Salmon Confit with Black Bean Cilantro Rice and Mango Salsa
You will need:
A pan at least 1” taller than the salmon filets
Oil or candy thermometer
Set of tongs
Salmon:4 salmon filets,
4 to 8 ounces each
1 clove garlic, minced
3 or 4 sprigs fresh thyme
1 bay leaf
Olive oil (an inexpensive brand is fine)
Mango salsa:2 mango, peeled, pitted and diced
2 kiwi fruit, diced
5 tablespoons finely chopped red onion
½ cup green pepper, diced
¼ cup red pepper, diced*
5 tablespoons fresh cilantro leaves, chopped
2 tablespoons fresh lime juice
Lime zest of 1 lime
2 garlic cloves, minced
*To add heat, substitute or add any portion of peppers with jalapeños.

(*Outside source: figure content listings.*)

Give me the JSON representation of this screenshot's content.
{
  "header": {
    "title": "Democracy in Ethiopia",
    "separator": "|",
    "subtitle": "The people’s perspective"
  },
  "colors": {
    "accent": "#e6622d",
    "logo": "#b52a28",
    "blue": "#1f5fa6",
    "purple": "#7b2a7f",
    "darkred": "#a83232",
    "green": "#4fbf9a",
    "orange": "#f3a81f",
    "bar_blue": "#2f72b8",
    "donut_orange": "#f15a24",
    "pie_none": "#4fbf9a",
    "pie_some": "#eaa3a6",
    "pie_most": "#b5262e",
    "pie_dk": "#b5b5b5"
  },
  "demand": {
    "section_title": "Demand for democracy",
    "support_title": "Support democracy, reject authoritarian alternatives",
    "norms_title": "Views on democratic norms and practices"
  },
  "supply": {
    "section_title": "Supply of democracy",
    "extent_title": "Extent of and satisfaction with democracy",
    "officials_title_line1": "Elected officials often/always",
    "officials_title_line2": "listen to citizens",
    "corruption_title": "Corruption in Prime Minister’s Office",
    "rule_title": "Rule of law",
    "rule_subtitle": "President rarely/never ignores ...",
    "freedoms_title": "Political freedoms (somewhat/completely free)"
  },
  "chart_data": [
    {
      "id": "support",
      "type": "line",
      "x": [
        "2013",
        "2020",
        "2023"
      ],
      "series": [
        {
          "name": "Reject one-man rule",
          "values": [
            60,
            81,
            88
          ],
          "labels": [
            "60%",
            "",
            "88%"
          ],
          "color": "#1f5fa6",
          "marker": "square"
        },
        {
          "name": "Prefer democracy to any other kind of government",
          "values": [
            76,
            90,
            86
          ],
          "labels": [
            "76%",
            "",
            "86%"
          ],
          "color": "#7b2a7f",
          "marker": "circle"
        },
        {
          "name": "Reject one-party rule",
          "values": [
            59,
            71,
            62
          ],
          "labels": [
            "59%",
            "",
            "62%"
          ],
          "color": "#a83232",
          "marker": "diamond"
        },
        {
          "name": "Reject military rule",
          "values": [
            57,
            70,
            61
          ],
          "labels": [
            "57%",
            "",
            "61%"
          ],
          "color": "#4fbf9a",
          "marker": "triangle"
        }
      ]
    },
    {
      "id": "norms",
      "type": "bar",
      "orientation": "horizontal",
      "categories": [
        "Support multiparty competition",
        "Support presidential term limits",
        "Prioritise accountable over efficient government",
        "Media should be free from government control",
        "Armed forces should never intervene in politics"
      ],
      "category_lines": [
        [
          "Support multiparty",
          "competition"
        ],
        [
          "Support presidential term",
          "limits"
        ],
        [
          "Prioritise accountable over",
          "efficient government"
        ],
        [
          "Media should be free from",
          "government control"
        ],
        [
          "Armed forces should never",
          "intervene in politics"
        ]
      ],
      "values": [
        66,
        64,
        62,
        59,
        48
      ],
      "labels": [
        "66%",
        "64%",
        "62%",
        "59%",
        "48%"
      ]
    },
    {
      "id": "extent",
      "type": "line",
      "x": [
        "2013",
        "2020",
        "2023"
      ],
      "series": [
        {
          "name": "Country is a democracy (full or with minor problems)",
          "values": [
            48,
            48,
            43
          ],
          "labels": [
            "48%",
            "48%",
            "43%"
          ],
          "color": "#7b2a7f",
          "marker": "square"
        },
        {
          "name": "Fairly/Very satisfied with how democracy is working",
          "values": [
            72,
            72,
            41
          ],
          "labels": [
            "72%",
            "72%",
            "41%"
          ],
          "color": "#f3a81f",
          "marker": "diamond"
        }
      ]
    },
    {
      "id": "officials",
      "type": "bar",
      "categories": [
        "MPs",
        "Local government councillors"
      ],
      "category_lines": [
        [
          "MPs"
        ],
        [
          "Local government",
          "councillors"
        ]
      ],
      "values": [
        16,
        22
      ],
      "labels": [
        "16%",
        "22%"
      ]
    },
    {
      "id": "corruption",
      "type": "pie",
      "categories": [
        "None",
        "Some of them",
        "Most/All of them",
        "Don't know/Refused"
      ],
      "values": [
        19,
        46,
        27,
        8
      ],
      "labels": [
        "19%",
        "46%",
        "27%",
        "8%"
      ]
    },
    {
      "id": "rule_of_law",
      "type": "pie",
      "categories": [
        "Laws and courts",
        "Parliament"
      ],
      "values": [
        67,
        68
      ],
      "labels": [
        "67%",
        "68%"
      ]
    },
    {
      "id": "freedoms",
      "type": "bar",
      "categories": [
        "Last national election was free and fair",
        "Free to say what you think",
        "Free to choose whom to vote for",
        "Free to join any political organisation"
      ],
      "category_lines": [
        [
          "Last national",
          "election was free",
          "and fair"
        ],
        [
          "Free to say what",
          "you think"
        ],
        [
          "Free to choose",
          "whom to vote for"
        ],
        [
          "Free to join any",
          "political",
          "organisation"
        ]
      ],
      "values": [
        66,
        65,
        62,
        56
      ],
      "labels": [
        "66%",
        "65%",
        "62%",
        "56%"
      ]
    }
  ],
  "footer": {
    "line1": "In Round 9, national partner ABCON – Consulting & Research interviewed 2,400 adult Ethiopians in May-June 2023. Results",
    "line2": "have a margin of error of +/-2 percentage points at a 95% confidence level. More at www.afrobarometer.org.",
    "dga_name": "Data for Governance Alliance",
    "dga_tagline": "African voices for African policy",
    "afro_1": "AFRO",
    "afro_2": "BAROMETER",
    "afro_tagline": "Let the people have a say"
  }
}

Black Bean Cilantro Rice:2 cups cooked white rice
½ can of black beans, rinsed in hot tap water
½ cup chopped cilantro
Pineapple slices for garnish
Begin by cooking the rice according to package directions. Meanwhile, chop vegetables for the salsa and combine gently.
Pour enough olive oil to completely submerge the filets into a bowl; stir in garlic, thyme and broken-up bay leaf.
Pour the oil into the pan and turn the stove burner to its lowest setting. Using an oil or candy thermometer, let the oil reach a temperature of 125 degrees.
Liberally salt the salmon, then place the filets in the pan, constantly monitoring the oil temperature to ensure it stays between 125 and 135 degrees (remove the pan from the burner if it reaches a higher temperature).
In 15 minutes at the sustained temperature, your fish should be ready. Use a spatula and a set of tongs to gently remove the fish from the pan, and place it on a bed of paper towels to soak up any extra oil.
Combine cooked rice with other ingredients and plate ¼ rice mixture on each plate; place a salmon filet on top of each plate of rice, and top with a generous portion of the salsa.
Garnish the dish with pineapple slices.